A topological trick for data visualisation
How do hand-written digits arrange themselves in pixel space?
The visualisation above (and the interactive version linked to it) illustrates the mapper construction described by Gunnar Carlsson in [1] — here applied to the well known ‘Zip’ data set consisting of 7,291 hand-written digits (a relative of MNIST - this data set is described in more detail in [2]).
In order to understand the graphic above, I’d like to explain the key idea with an example. Let’s suppose we have a point cloud in some high-dimensional space – here imagined in grey:
We’d like to get a handle on its topological structure – that is, where the main lumps and holes and islands are. In dimensions higher than 2 or 3 these are hard to see directly. So suppose we have some convenient continuous scalar function on the point cloud (here imagined as height):
As this picture suggests, we can use the ‘height’ function to take broad slices through the point cloud. (More precisely, an open cover obtained by binning the height function.) Within each slice, we apply a clustering algorithm. As shown, these will typically give cleaner clusters than if we’d tried to cluster the whole point cloud.
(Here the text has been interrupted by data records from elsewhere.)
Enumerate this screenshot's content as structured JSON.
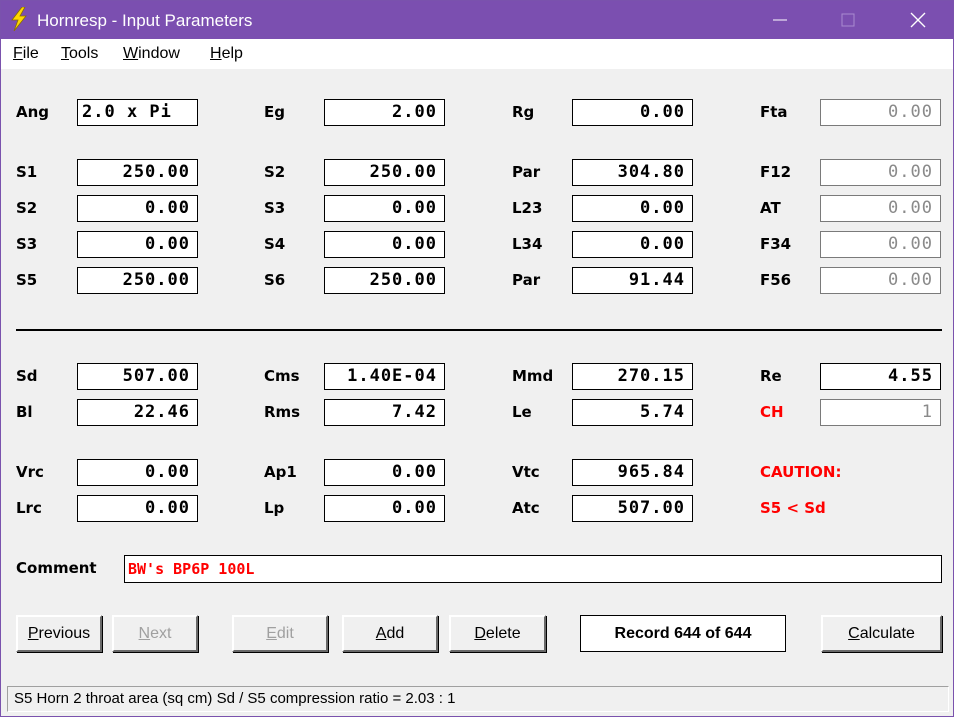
{
  "window": {
    "title": "Hornresp - Input Parameters",
    "icon": "lightning-bolt-icon"
  },
  "menu": {
    "file": {
      "key": "F",
      "rest": "ile"
    },
    "tools": {
      "key": "T",
      "rest": "ools"
    },
    "window": {
      "key": "W",
      "rest": "indow"
    },
    "help": {
      "key": "H",
      "rest": "elp"
    }
  },
  "params": {
    "ang": {
      "label": "Ang",
      "value": "2.0 x Pi"
    },
    "eg": {
      "label": "Eg",
      "value": "2.00"
    },
    "rg": {
      "label": "Rg",
      "value": "0.00"
    },
    "fta": {
      "label": "Fta",
      "value": "0.00"
    },
    "s1": {
      "label": "S1",
      "value": "250.00"
    },
    "s2b": {
      "label": "S2",
      "value": "250.00"
    },
    "par1": {
      "label": "Par",
      "value": "304.80"
    },
    "f12": {
      "label": "F12",
      "value": "0.00"
    },
    "s2": {
      "label": "S2",
      "value": "0.00"
    },
    "s3b": {
      "label": "S3",
      "value": "0.00"
    },
    "l23": {
      "label": "L23",
      "value": "0.00"
    },
    "at": {
      "label": "AT",
      "value": "0.00"
    },
    "s3": {
      "label": "S3",
      "value": "0.00"
    },
    "s4": {
      "label": "S4",
      "value": "0.00"
    },
    "l34": {
      "label": "L34",
      "value": "0.00"
    },
    "f34": {
      "label": "F34",
      "value": "0.00"
    },
    "s5": {
      "label": "S5",
      "value": "250.00"
    },
    "s6": {
      "label": "S6",
      "value": "250.00"
    },
    "par2": {
      "label": "Par",
      "value": "91.44"
    },
    "f56": {
      "label": "F56",
      "value": "0.00"
    },
    "sd": {
      "label": "Sd",
      "value": "507.00"
    },
    "cms": {
      "label": "Cms",
      "value": "1.40E-04"
    },
    "mmd": {
      "label": "Mmd",
      "value": "270.15"
    },
    "re": {
      "label": "Re",
      "value": "4.55"
    },
    "bl": {
      "label": "Bl",
      "value": "22.46"
    },
    "rms": {
      "label": "Rms",
      "value": "7.42"
    },
    "le": {
      "label": "Le",
      "value": "5.74"
    },
    "ch": {
      "label": "CH",
      "value": "1"
    },
    "vrc": {
      "label": "Vrc",
      "value": "0.00"
    },
    "ap1": {
      "label": "Ap1",
      "value": "0.00"
    },
    "vtc": {
      "label": "Vtc",
      "value": "965.84"
    },
    "lrc": {
      "label": "Lrc",
      "value": "0.00"
    },
    "lp": {
      "label": "Lp",
      "value": "0.00"
    },
    "atc": {
      "label": "Atc",
      "value": "507.00"
    }
  },
  "caution": {
    "title": "CAUTION:",
    "message": "S5 < Sd"
  },
  "comment": {
    "label": "Comment",
    "value": "BW's BP6P 100L"
  },
  "buttons": {
    "previous": {
      "key": "P",
      "rest": "revious"
    },
    "next": {
      "key": "N",
      "rest": "ext"
    },
    "edit": {
      "key": "E",
      "rest": "dit"
    },
    "add": {
      "key": "A",
      "rest": "dd"
    },
    "delete": {
      "key": "D",
      "rest": "elete"
    },
    "calculate": {
      "key": "C",
      "rest": "alculate"
    }
  },
  "record": "Record 644 of 644",
  "status": "S5   Horn 2 throat area  (sq cm)   Sd / S5 compression ratio = 2.03 : 1",
  "colors": {
    "titlebar": "#7b4fb0",
    "warning": "#ff0000",
    "icon_bolt": "#ffd700"
  }
}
Finally, treat each cluster as a ‘node’, and draw edges between clusters from different slices whenever they overlap. (To keep the graphic simple, the clusters above don’t overlap – but they would if I’d drawn a proper open covering of the point cloud by height bins.)
Having obtained a graph representation of the data set, we can draw it in the low dimensions and explore the structure of the point cloud. And that’s exactly what I’ve done with the Zip data set, which lives as a point cloud in 256-dimensional (8 x 8) pixel space.
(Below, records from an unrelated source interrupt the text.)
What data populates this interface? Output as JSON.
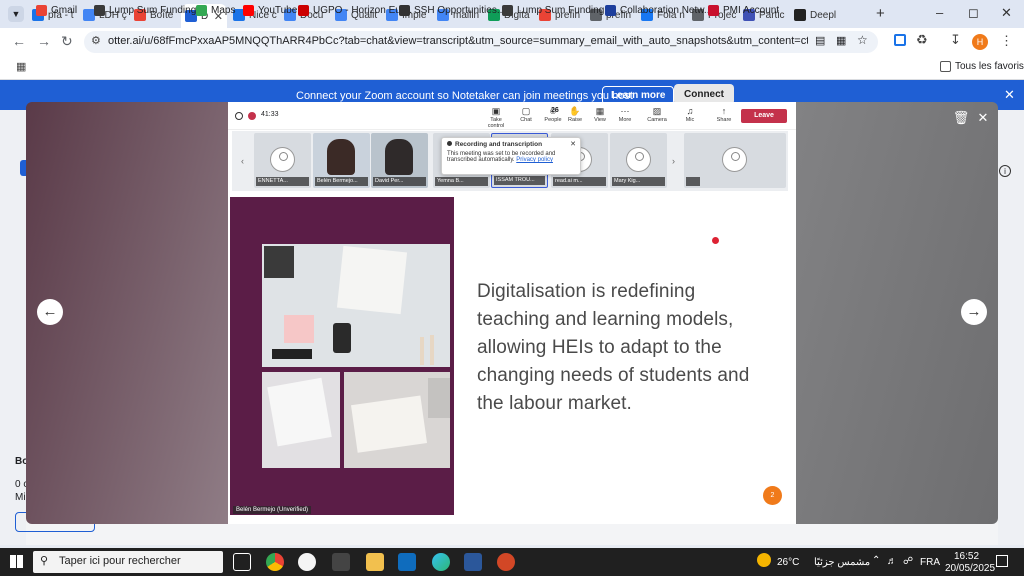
{
  "tabs": [
    {
      "label": "pfa - t",
      "color": "#1a73e8"
    },
    {
      "label": "LDH ç",
      "color": "#4285f4"
    },
    {
      "label": "Boîte",
      "color": "#ea4335"
    },
    {
      "label": "D",
      "color": "#1f5fd4",
      "active": true
    },
    {
      "label": "Nice c",
      "color": "#1a73e8"
    },
    {
      "label": "Docu",
      "color": "#4285f4"
    },
    {
      "label": "Qualit",
      "color": "#4285f4"
    },
    {
      "label": "Imple",
      "color": "#4285f4"
    },
    {
      "label": "mailin",
      "color": "#4285f4"
    },
    {
      "label": "Digita",
      "color": "#0f9d58"
    },
    {
      "label": "prefin",
      "color": "#ea4335"
    },
    {
      "label": "prefin",
      "color": "#5f6368"
    },
    {
      "label": "Fola n",
      "color": "#1877f2"
    },
    {
      "label": "Projec",
      "color": "#5f6368"
    },
    {
      "label": "Partic",
      "color": "#3f51b5"
    },
    {
      "label": "Deepl",
      "color": "#222"
    }
  ],
  "toolbar": {
    "url": "otter.ai/u/68fFmcPxxaAP5MNQQThARR4PbCc?tab=chat&view=transcript&utm_source=summary_email_with_auto_snapshots&utm_content=cta_summary&st=7VHhVS...",
    "profile_initial": "H"
  },
  "bookmarks": {
    "items": [
      "Gmail",
      "Lump Sum Funding...",
      "Maps",
      "YouTube",
      "UGPO - Horizon Eur...",
      "SSH Opportunities...",
      "Lump Sum Funding...",
      "Collaboration Netw...",
      "PMI Account"
    ],
    "all": "Tous les favoris"
  },
  "banner": {
    "text": "Connect your Zoom account so Notetaker can join meetings you host",
    "learn": "Learn more",
    "connect": "Connect"
  },
  "meeting": {
    "time": "41:33",
    "controls": [
      "Take control",
      "Chat",
      "People",
      "Raise",
      "View",
      "More",
      "Camera",
      "Mic",
      "Share"
    ],
    "people_count": "26",
    "leave": "Leave",
    "participants": [
      "ENNETTA...",
      "Belén Bermejo...",
      "David Per...",
      "Yemna B...",
      "ISSAM TROU...",
      "read.ai m...",
      "Mary Kig...",
      ""
    ],
    "popup": {
      "title": "Recording and transcription",
      "body": "This meeting was set to be recorded and transcribed automatically.",
      "link": "Privacy policy"
    },
    "slide_text": "Digitalisation is redefining teaching and learning models, allowing HEIs to adapt to the changing needs of students and the labour market.",
    "slide_badge": "2",
    "speaker": "Belén Bermejo (Unverified)"
  },
  "page_side": {
    "left_bottom": [
      "Bo",
      "0 c",
      "Mi"
    ]
  },
  "taskbar": {
    "search": "Taper ici pour rechercher",
    "weather": "26°C",
    "weather_text": "مشمس جزئيًا",
    "lang": "FRA",
    "time": "16:52",
    "date": "20/05/2025"
  }
}
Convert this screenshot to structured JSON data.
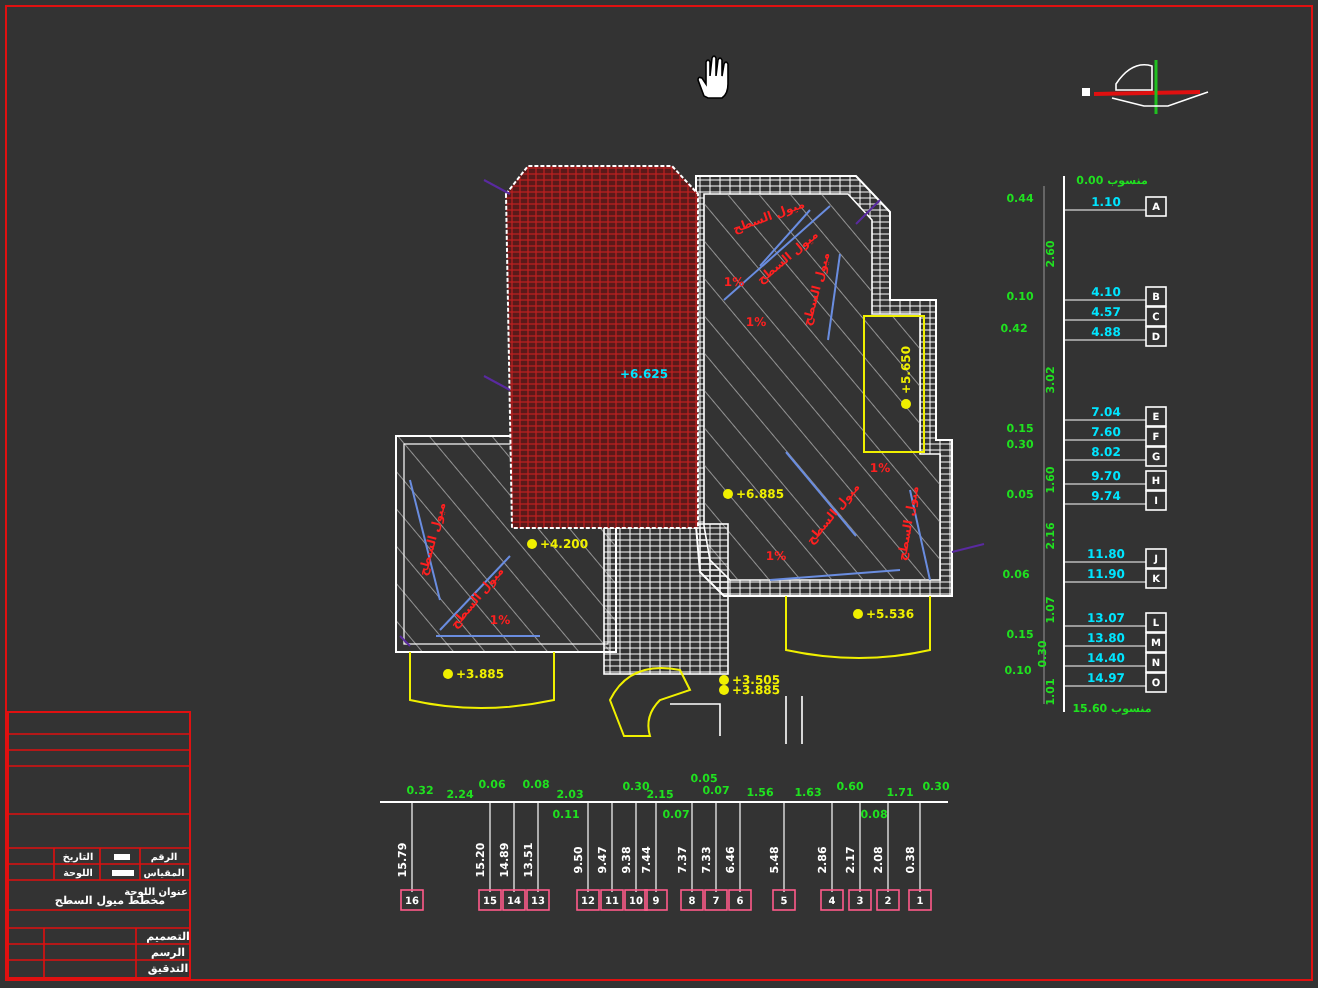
{
  "plan": {
    "roof_level": "+6.625",
    "elevations": [
      {
        "text": "+6.885"
      },
      {
        "text": "+4.200"
      },
      {
        "text": "+5.650"
      },
      {
        "text": "+5.536"
      },
      {
        "text": "+3.885"
      },
      {
        "text": "+3.505"
      },
      {
        "text": "+3.885"
      }
    ],
    "slope_labels": [
      {
        "text": "ميول السطح"
      },
      {
        "text": "1%"
      },
      {
        "text": "ميول السطح"
      },
      {
        "text": "1%"
      },
      {
        "text": "ميول السطح"
      },
      {
        "text": "ميول السطح"
      },
      {
        "text": "1%"
      },
      {
        "text": "ميول السطح"
      },
      {
        "text": "1%"
      },
      {
        "text": "ميول السطح"
      },
      {
        "text": "ميول السطح"
      },
      {
        "text": "1%"
      }
    ]
  },
  "side_profile": {
    "start": "منسوب 0.00",
    "end": "منسوب 15.60",
    "dims": [
      "0.44",
      "2.60",
      "0.10",
      "0.42",
      "3.02",
      "0.15",
      "0.30",
      "1.60",
      "0.05",
      "2.16",
      "0.06",
      "1.07",
      "0.15",
      "0.30",
      "0.10",
      "1.01"
    ],
    "points": [
      {
        "letter": "A",
        "level": "1.10"
      },
      {
        "letter": "B",
        "level": "4.10"
      },
      {
        "letter": "C",
        "level": "4.57"
      },
      {
        "letter": "D",
        "level": "4.88"
      },
      {
        "letter": "E",
        "level": "7.04"
      },
      {
        "letter": "F",
        "level": "7.60"
      },
      {
        "letter": "G",
        "level": "8.02"
      },
      {
        "letter": "H",
        "level": "9.70"
      },
      {
        "letter": "I",
        "level": "9.74"
      },
      {
        "letter": "J",
        "level": "11.80"
      },
      {
        "letter": "K",
        "level": "11.90"
      },
      {
        "letter": "L",
        "level": "13.07"
      },
      {
        "letter": "M",
        "level": "13.80"
      },
      {
        "letter": "N",
        "level": "14.40"
      },
      {
        "letter": "O",
        "level": "14.97"
      }
    ]
  },
  "section_profile": {
    "dims": [
      "0.32",
      "2.24",
      "0.06",
      "0.08",
      "2.03",
      "0.11",
      "0.30",
      "2.15",
      "0.05",
      "0.07",
      "0.07",
      "1.56",
      "1.63",
      "0.60",
      "0.08",
      "1.71",
      "0.30"
    ],
    "stations": [
      {
        "number": "16",
        "level": "15.79"
      },
      {
        "number": "15",
        "level": "15.20"
      },
      {
        "number": "14",
        "level": "14.89"
      },
      {
        "number": "13",
        "level": "13.51"
      },
      {
        "number": "12",
        "level": "9.50"
      },
      {
        "number": "11",
        "level": "9.47"
      },
      {
        "number": "10",
        "level": "9.38"
      },
      {
        "number": "9",
        "level": "7.44"
      },
      {
        "number": "8",
        "level": "7.37"
      },
      {
        "number": "7",
        "level": "7.33"
      },
      {
        "number": "6",
        "level": "6.46"
      },
      {
        "number": "5",
        "level": "5.48"
      },
      {
        "number": "4",
        "level": "2.86"
      },
      {
        "number": "3",
        "level": "2.17"
      },
      {
        "number": "2",
        "level": "2.08"
      },
      {
        "number": "1",
        "level": "0.38"
      }
    ]
  },
  "title_block": {
    "fields": [
      {
        "label": "التاريخ"
      },
      {
        "label": "الرقم"
      },
      {
        "label": "اللوحة"
      },
      {
        "label": "المقياس"
      }
    ],
    "sheet_title_label": "عنوان اللوحة",
    "sheet_title": "مخطط ميول السطح",
    "signatures": [
      "التصميم",
      "الرسم",
      "التدقيق"
    ]
  }
}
What did I use for the ‘height’ function? Well, I used the local density of the point cloud — measured by counting neighbouring points within a fixed radius. (I’ll leave the reader to think about why that should be a continous function on the point cloud.)
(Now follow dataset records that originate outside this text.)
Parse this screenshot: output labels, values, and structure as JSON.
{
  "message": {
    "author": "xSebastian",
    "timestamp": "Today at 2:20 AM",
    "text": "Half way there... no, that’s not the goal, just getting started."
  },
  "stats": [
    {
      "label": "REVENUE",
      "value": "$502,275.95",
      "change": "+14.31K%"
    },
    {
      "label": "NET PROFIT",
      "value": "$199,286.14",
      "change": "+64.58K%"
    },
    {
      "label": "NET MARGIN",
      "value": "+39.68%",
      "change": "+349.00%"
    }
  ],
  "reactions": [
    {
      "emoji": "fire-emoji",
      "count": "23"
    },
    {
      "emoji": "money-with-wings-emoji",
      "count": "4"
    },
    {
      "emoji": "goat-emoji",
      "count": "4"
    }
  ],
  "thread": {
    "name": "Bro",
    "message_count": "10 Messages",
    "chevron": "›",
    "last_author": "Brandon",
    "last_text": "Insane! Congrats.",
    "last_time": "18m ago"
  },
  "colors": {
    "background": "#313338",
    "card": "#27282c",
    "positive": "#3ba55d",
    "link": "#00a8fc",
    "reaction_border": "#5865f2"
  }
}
You will note that there are two parameters that control the resolution of this graph: the number of ‘height’ bins and the number of clusters extracted within each bin. The interactive version of the Zip visualisation allows you to play with these to explore what works best. It also shows you (right-hand panel) an explicit sample of (up to 100) hand-written digits in a chosen node of the graph (remember that a node is a cluster within the point cloud).
How should you choose these tuning parameters? There is a trade-off between number of clusters (i.e. the number of graph vertices) and the amount of variation of digits within each cluster. You want both of these to be low.
(By the way, I’ve labelled each graph node with the majority digit in the corresponding cluster - but some of these clusters are ‘purer’ than others.)
Note that at the extremes: if the number of bins is 1 then the graph is totally disconnected, while if the number of clusters is set to 1 then the graph is a chain. Have fun!
References
- Gunnar Carlsson: Topology and Data, Bull. Amer. Math. Soc. 46 (2009)
- Trevor Hastie, Robert Tibshirani, Jerome Friedman: The Elements of Statistical Learning, Springer Series in Statistics (2001)